A major challenge with today’s AI tools is that they lack a “certainty” output, Erickson says. “That is, the AI should produce a number indicating if it is certain or not. I think this could explain much of the variability seen in this study and may also help physicians better use AI tools.”

Like Geis, Erickson says “automation bias” plays a role. Humans often trust the machine no matter what—like the people who follow their GPS and drive into a lake. “If there was a certainty value, that would likely help to address this problem,” Erickson says.
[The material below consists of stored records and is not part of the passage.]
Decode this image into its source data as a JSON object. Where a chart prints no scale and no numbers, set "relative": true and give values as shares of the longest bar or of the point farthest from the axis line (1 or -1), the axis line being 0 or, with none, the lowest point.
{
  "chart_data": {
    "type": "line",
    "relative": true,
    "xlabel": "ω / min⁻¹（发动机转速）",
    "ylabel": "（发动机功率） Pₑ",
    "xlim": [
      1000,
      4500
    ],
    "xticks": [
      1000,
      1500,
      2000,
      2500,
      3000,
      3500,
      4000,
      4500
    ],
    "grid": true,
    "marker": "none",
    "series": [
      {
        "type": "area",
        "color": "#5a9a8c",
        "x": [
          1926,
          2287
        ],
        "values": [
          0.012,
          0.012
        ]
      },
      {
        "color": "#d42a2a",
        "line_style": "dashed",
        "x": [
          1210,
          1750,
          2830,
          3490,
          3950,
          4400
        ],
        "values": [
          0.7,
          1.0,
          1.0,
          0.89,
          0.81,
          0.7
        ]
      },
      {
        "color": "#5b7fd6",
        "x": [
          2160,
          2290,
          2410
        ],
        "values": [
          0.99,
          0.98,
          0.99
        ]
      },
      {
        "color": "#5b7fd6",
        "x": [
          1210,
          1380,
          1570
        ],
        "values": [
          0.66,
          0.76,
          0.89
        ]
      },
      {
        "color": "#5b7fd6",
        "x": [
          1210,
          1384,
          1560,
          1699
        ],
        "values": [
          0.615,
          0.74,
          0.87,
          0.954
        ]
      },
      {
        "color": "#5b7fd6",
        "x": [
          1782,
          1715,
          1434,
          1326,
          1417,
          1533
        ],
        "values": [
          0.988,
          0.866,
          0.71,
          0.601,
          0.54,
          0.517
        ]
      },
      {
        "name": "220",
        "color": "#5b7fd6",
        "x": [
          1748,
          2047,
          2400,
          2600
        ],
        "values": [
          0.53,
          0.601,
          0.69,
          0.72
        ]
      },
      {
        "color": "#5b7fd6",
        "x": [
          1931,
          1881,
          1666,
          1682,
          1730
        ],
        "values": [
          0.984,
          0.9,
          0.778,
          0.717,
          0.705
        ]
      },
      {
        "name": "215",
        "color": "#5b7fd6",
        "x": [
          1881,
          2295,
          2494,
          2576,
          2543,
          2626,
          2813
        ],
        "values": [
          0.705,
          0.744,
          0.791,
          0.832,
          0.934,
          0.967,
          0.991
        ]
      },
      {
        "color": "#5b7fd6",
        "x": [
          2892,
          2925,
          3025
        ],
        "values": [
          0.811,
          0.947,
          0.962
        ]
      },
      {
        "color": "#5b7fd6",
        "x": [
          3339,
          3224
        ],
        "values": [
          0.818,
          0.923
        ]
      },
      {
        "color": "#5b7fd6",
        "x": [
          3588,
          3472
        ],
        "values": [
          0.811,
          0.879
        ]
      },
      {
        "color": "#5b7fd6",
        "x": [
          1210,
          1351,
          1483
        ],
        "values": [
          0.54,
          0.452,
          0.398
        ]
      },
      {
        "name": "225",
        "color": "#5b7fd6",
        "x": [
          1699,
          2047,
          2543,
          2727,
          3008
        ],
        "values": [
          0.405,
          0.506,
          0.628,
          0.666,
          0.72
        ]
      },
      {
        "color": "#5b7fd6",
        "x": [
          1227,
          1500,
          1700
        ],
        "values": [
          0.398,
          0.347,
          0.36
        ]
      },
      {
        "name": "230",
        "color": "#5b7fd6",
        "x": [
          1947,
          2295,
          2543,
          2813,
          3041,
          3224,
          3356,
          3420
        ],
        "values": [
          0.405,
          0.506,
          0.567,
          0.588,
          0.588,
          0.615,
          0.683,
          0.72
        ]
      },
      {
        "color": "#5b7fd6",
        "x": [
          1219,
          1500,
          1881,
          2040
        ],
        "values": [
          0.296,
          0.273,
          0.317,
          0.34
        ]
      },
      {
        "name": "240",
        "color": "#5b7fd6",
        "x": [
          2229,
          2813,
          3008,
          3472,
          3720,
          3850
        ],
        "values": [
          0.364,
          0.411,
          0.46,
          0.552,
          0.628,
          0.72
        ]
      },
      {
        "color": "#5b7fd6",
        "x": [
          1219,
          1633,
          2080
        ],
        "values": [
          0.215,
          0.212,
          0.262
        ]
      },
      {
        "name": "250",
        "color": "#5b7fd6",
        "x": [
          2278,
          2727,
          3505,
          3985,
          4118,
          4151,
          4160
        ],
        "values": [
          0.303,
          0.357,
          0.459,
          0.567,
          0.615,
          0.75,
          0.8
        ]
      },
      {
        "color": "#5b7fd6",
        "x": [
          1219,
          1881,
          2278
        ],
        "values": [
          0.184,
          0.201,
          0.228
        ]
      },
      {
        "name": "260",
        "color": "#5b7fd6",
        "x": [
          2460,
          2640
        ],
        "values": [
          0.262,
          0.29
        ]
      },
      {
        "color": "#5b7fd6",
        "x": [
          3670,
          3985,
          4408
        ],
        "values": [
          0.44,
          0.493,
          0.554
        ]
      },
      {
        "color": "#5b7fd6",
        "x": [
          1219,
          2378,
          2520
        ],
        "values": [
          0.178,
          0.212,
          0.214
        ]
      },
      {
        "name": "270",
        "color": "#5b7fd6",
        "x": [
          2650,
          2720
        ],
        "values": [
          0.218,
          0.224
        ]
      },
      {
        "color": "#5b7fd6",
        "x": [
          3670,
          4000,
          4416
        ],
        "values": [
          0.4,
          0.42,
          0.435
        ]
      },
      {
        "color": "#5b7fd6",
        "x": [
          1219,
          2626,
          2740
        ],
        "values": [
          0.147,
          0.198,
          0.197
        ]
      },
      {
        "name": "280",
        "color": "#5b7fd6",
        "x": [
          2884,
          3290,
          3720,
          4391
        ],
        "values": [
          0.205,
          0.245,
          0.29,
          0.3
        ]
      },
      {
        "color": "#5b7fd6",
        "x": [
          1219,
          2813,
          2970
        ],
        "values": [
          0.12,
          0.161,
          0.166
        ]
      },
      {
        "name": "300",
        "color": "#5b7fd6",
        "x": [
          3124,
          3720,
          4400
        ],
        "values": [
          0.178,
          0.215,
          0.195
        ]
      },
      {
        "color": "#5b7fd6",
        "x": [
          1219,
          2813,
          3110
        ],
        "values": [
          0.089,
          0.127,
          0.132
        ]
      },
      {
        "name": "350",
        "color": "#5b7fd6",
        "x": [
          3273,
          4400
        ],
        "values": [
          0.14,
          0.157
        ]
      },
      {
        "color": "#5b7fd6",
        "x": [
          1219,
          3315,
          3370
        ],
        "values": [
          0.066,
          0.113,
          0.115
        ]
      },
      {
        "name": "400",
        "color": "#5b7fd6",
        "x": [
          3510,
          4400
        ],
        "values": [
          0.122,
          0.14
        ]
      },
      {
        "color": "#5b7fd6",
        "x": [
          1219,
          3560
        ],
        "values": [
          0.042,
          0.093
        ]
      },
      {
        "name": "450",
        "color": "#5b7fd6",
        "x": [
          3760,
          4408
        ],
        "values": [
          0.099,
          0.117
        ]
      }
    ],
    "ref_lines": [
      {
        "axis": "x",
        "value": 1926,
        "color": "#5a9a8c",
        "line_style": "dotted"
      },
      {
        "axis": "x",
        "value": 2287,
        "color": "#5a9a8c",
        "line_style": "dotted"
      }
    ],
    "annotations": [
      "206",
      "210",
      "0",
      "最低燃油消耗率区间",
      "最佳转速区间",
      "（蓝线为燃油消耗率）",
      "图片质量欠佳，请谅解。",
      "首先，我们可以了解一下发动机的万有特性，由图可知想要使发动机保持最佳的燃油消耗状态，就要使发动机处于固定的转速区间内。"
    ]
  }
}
In a paper published in August 2023 in Radiology, Erickson and colleagues wrote that while deep learning (DL) has shown impressive performance in radiologic image analysis, “for a DL model to be useful in a real-world setting, its confidence in a prediction must also be known.” The authors believe that users must know the trustworthiness (validity) of the AI tool they are employing and suggest methods for determining its “uncertainty quantification.” By implementing uncertainty quantification in medical DL models, the authors say, users can be alerted if a model does not have enough information for them to make a confident decision with it. If users reevaluate uncertain cases, they add, it could lead to gaining more trust when using that AI model.

Human-Machine Workflow
Chang sees AI as being an arbiter when used properly. Some radiologists, he says, are overcallers and some undercallers. “If I am an overcaller,” he says, “I want an AI model that says, ‘cool your jets a little bit.’” And if the radiologists tend to be undercallers, they could benefit from AI models that maximize the opposite.
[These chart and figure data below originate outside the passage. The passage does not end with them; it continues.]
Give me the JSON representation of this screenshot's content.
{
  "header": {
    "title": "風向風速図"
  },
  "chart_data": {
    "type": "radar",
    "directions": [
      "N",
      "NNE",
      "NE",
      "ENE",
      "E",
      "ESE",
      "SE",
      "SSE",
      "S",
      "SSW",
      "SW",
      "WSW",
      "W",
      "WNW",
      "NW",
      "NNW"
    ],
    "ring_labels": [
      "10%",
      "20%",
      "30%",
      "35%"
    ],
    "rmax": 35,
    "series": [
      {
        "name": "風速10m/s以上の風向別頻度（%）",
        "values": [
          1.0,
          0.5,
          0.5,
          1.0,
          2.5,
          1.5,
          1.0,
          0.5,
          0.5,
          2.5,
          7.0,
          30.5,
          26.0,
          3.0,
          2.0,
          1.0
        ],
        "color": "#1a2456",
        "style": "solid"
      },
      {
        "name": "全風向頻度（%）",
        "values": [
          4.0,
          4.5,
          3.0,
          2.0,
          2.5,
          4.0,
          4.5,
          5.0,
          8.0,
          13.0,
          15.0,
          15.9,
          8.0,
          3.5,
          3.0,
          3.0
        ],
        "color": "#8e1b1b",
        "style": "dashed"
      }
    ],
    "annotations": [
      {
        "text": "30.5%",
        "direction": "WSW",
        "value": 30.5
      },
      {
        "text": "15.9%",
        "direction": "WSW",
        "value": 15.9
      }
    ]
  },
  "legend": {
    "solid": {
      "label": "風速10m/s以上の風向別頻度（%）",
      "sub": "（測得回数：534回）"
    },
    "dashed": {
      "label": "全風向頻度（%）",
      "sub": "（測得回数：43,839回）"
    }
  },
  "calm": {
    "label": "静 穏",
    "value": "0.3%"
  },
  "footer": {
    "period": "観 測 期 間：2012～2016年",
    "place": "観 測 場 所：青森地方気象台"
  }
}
AI models are best when they are individually tuned to how radiologists interpret studies. When it comes to AI algorithms, “one size doesn’t fit all,” Chang says. Unfortunately, “our current integration of human and AI interpretation is primitive. We are not going to fully leverage AI until we fully embrace a true real-time human-machine optimized workflow.”

Chang also believes that AI will “take off” when it shows it can help improve radiology efficiency. The C-suite, he says, usually prefers to invest in products/ systems that save money or make employees more efficient. Improving accuracy? As cynical as it sounds, that is not a priority for the C-suite since quality is “assumed,” he says. However, for AI to improve efficiency, he says, it must not be seen as a peripheral—as it is now—but optimally integrated into the radiologists’ workflow.

Rajpurkar says none of the radiologists’ personal characteristics that his team looked at in their study reliably predicted how much a radiologist’s performance changes with AI assistance. “Our results suggest it will be challenging to eliminate biases based on specialty, prior experience, and prior AI use, as these factors did not consistently predict performance changes with AI,” he says.

The most effective way to assess fitness for using an AI assistant may be personalized testing of each radiologist’s response to the specific AI model being deployed rather than reliance on general characteristics, Rajpurkar says. “Another potential strategy is targeted training to help radiologists recognize and self-correct these common biases in how they utilize AI predictions.”

Rajpurkar says training radiologists to identify AI errors is a crucial part of its deployment. “This requires going beyond just overall accuracy metrics to examine failure modes,” he says. “Educational modules could present examples where the AI is inaccurate and prompt radiologists to explicitly write down features that justify trusting or distrusting the prediction before revealing the ground truth.”

Discussing the reasoning afterward can illuminate blind spots and build recognition of misleading predictions, he says. Checklists reminding radiologists to consider contradictory evidence in the image, patient history, or their own judgment could be embedded into the interface. “Periodic feedback on cases where they agreed with an inaccurate AI prediction also may be valuable for calibration,” Rajpurkar says. The goal, he says, is to develop habits of cross-checking and synthesizing AI input thoughtfully, not just copying it.

Beth W. Orenstein of Northampton, Pennsylvania, is a freelance medical writer and regular contributor to Radiology Today.